1967年のこの庭園の発見により、それまで「万葉集」の和歌や「懐風藻」の漢詩の描写から想像するしかなかった奈良時代の庭園の姿が分かってきたのですが、そこでは既に現在の日本庭園に通じる洲浜の手法が使われていました。
池の底にはこぶし大の玉石が敷かれ、それは岸辺に向かってゆるやかな勾配を造り、岸辺に複雑かつ優美な曲線をつけていました。さらに岸辺や中島(=池の中の島)には石組の築山も設けられていました。
つまり人工の岬や入江、山などを形成し、自然の風景の「ミニチュア」を造るということがこの時代から既に行われていたのです。
さらに、庭園内にはマツ・ヒノキ・ヤナギなどの高木やウメ・ツバキ・ツツジなどの中低木が植えられ美しい緑の景色を作り上げていたようです。

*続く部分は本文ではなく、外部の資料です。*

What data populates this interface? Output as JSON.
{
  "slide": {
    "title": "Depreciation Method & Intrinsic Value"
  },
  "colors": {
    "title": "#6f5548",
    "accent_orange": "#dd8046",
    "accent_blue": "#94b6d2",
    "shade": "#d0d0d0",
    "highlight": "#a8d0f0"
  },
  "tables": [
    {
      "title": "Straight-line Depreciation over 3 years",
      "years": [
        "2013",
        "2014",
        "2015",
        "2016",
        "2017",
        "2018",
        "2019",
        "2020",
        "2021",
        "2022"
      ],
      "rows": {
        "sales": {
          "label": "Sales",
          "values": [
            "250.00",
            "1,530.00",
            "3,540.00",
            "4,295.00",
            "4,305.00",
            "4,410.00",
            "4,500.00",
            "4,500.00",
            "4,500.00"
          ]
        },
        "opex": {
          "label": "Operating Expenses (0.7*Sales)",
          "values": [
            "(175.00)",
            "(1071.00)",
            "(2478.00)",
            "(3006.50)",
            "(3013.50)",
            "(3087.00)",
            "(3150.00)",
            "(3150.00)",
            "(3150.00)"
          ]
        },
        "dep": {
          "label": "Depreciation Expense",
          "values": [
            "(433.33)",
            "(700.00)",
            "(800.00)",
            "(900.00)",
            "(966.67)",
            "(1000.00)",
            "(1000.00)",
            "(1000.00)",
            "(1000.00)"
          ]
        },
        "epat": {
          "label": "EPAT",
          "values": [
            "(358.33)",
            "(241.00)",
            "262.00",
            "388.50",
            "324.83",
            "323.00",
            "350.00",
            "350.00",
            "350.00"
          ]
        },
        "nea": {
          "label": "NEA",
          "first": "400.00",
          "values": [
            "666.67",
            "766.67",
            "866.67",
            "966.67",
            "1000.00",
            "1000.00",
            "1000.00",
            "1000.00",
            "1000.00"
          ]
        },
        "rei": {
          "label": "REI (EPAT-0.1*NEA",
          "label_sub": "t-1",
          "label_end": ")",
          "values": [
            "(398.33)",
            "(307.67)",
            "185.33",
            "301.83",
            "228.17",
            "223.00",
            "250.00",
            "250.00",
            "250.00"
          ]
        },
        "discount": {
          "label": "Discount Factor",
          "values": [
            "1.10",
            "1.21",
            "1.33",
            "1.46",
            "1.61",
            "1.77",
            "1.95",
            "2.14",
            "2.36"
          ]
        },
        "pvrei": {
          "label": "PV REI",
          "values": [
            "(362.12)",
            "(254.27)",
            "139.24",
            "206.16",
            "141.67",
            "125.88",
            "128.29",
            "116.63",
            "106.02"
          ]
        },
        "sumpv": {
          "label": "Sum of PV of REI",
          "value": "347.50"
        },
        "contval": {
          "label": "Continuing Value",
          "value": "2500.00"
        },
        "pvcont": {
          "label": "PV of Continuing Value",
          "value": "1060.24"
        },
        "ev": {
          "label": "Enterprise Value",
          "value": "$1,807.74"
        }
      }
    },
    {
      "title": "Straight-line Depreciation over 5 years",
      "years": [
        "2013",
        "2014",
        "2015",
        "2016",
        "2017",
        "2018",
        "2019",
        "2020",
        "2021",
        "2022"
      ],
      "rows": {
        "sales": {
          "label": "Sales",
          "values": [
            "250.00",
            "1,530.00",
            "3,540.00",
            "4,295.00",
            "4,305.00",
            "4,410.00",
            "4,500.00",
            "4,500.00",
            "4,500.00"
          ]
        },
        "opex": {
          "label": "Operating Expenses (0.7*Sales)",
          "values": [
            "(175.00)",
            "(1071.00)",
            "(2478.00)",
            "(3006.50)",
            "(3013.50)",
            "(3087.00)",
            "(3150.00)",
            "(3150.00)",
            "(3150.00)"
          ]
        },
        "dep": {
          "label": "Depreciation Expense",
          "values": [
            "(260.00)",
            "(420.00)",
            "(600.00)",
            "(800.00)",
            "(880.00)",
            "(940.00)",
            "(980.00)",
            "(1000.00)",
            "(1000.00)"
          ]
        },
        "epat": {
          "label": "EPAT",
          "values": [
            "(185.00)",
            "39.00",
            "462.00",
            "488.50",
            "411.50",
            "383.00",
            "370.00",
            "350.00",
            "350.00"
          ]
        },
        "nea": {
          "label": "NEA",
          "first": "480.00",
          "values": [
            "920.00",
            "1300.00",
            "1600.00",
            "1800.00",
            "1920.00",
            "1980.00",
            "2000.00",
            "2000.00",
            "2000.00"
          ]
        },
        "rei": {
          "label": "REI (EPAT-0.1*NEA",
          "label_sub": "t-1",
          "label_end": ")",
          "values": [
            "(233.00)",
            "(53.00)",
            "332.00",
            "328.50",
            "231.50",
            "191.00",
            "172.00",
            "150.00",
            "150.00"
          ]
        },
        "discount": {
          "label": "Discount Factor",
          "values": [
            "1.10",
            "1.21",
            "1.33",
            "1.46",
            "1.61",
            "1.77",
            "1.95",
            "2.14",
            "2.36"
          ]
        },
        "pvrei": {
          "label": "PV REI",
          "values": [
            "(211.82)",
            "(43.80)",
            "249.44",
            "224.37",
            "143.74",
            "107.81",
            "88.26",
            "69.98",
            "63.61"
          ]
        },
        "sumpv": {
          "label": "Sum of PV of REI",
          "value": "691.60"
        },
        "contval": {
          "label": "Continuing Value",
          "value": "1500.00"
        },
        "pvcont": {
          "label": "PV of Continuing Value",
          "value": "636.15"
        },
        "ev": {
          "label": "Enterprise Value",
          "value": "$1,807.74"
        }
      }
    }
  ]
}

池をのぞむ建物は、池の上にバルコニーが張り出し、さらにそこから対岸へ向けて朱塗りの平らな橋が架けられていました。建物の柱は断面略八角形で、他の部材もそれに合わせて加工されており、とても技巧に満ちた建物だったことが分かります。
そして池の中からは奈良時代の上流階級の人々が乗って遊んだのであろう木製の小舟も出土しています。
奈良時代の人々の風流な社交場であったことが想像されるこの東院ですが、実際に天皇による宴会が催されていたという記事が「続日本紀」にも載っています。